The Power of Yearning and Earning

I wanted a purse that I had found in a grocery store more than anything, but my mom refused purchase.

She said she could not spend six dollars on a plastic purse when she had groceries to buy. I was six years-old, and my response was classic. No, I did not acknowledge the fact that my parents struggled financially with a kind “I understand mom.”

Instead, I threw myself on the grocery store floor and banged my head into the concrete repeatedly. In retrospect, this story may answer a lot of questions about my behavior. I often bragged to my friends that I could bang my head against hard objects and it wouldn’t even hurt. I am pretty sure my brain did not agree.

I heard my mom walking away, saying with love and support, “I have no idea who that little girl is.”

Her fading footsteps told me that she was just fine walking away from the brat on the floor.

So, I picked myself up figuratively and literally. I tried to walk with dignity, although my tears and bright red forehead told another story.

Later, mom told me that she couldn’t let me throw a fit, but she always respected my determination. . .

I couldn’t stop thinking about that purse. I yearned for it its’ cool plastic exterior. And mom gave me some suggestions on how I might turn that yearn into earn.

So, I did extra chores around the house. I helped my friend Beth’s mom weed her garden and earned a little more. I sold Kool-aid icecubes to my friends. I think I also sold something I wasn’t supposed to, but I can’t remember for the life of me what it was.

After a month of working, I had earned three of the six dollars needed to purchase the purse. And believe me, that’s  lot of work one dime at a time.

So, mom took me back to Stater Brothers and matched my dollar amount. I walked up to my taupe dream with the front snap that revealed a built-in plastic zipper bag for my pencils. That purse glowed like a diamond in a coal mine, and I was going to put down 30 dimes born from the sweat of my brow.

I believe that single event led to a lifetime of working hard and earning my way. . .

It also led to a weird and expensive obsession with purses.

I would hang that purse on my closet door so it would be the first thing I saw in the morning.
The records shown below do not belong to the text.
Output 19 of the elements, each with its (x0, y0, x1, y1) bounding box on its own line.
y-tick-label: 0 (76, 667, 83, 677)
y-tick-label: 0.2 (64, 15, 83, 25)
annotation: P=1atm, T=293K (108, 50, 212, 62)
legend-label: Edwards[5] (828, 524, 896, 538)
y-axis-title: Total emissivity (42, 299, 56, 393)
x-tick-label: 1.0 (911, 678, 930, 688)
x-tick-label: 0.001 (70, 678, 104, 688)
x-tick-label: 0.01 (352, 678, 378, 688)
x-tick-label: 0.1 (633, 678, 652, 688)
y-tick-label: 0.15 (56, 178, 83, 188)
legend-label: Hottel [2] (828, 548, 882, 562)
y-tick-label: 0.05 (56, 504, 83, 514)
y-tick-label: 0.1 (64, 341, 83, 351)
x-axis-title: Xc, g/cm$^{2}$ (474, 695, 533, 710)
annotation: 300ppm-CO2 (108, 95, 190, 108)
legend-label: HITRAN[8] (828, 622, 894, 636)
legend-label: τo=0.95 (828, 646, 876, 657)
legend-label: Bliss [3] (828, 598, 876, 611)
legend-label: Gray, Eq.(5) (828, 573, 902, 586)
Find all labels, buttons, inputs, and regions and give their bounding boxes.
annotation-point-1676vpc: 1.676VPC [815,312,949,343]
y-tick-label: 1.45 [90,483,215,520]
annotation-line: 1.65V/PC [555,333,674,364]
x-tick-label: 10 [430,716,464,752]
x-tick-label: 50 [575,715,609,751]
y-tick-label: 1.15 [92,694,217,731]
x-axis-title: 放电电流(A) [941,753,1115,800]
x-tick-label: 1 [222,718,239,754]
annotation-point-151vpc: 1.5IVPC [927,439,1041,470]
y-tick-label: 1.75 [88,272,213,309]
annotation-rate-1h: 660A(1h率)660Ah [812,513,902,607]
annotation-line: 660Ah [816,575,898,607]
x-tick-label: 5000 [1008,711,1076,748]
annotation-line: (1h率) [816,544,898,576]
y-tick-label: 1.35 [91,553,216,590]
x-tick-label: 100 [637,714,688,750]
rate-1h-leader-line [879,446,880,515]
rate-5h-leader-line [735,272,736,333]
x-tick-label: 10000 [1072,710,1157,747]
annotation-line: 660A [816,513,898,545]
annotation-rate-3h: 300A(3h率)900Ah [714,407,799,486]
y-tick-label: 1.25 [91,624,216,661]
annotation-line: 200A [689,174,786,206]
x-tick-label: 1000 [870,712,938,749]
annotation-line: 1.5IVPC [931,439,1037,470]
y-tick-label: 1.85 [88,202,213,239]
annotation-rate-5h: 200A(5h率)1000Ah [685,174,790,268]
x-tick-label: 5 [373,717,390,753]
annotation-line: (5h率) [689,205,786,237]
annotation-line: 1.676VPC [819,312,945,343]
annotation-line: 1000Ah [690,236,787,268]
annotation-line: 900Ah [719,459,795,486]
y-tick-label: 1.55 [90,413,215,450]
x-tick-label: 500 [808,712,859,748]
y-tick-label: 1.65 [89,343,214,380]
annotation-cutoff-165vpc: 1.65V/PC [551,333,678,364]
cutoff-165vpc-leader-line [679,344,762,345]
I kept it clean, which was pretty easy since it was plastic. The convenience of wiping this purse down with a wet napkin might have led to my love of Tupperware.
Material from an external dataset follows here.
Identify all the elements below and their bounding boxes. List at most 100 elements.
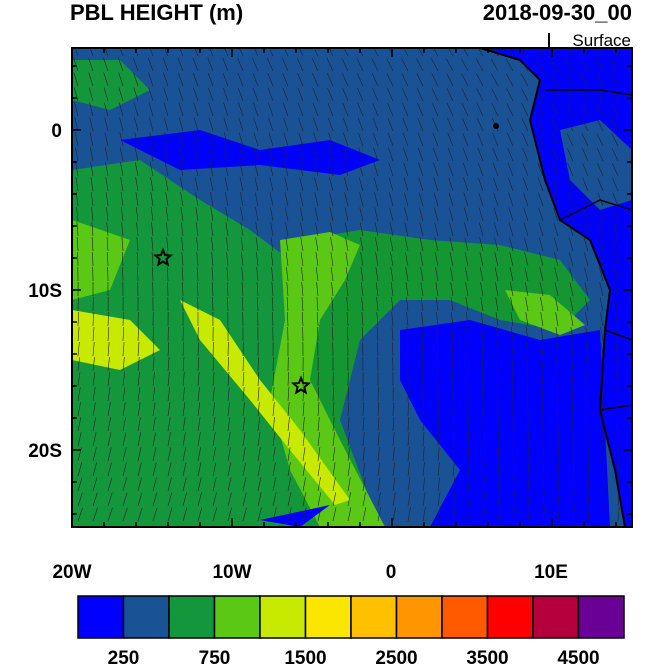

In one lesson, I learned that some things have to be earned. And when they are earned, there is a special shine to the whole purchasing experience.

I carried that purse for at least a year, and showed it to everybody I could. . .

Not because it was the best plastic purse in the world, but because I had pulled weeds and scrubbed toilets for it.

When I became a parent, I learned that an unearned toy would be played with for approximately five minutes and then thrown into the basket with the other forgotten toys.

So, thanks mom for not buying me that purse. And thanks for matching my funds so I could get it before some other young girl snatched that plastic beauty.

Most of all, thanks for walking away when I threw my fit.

I thank you. And my brain thanks you.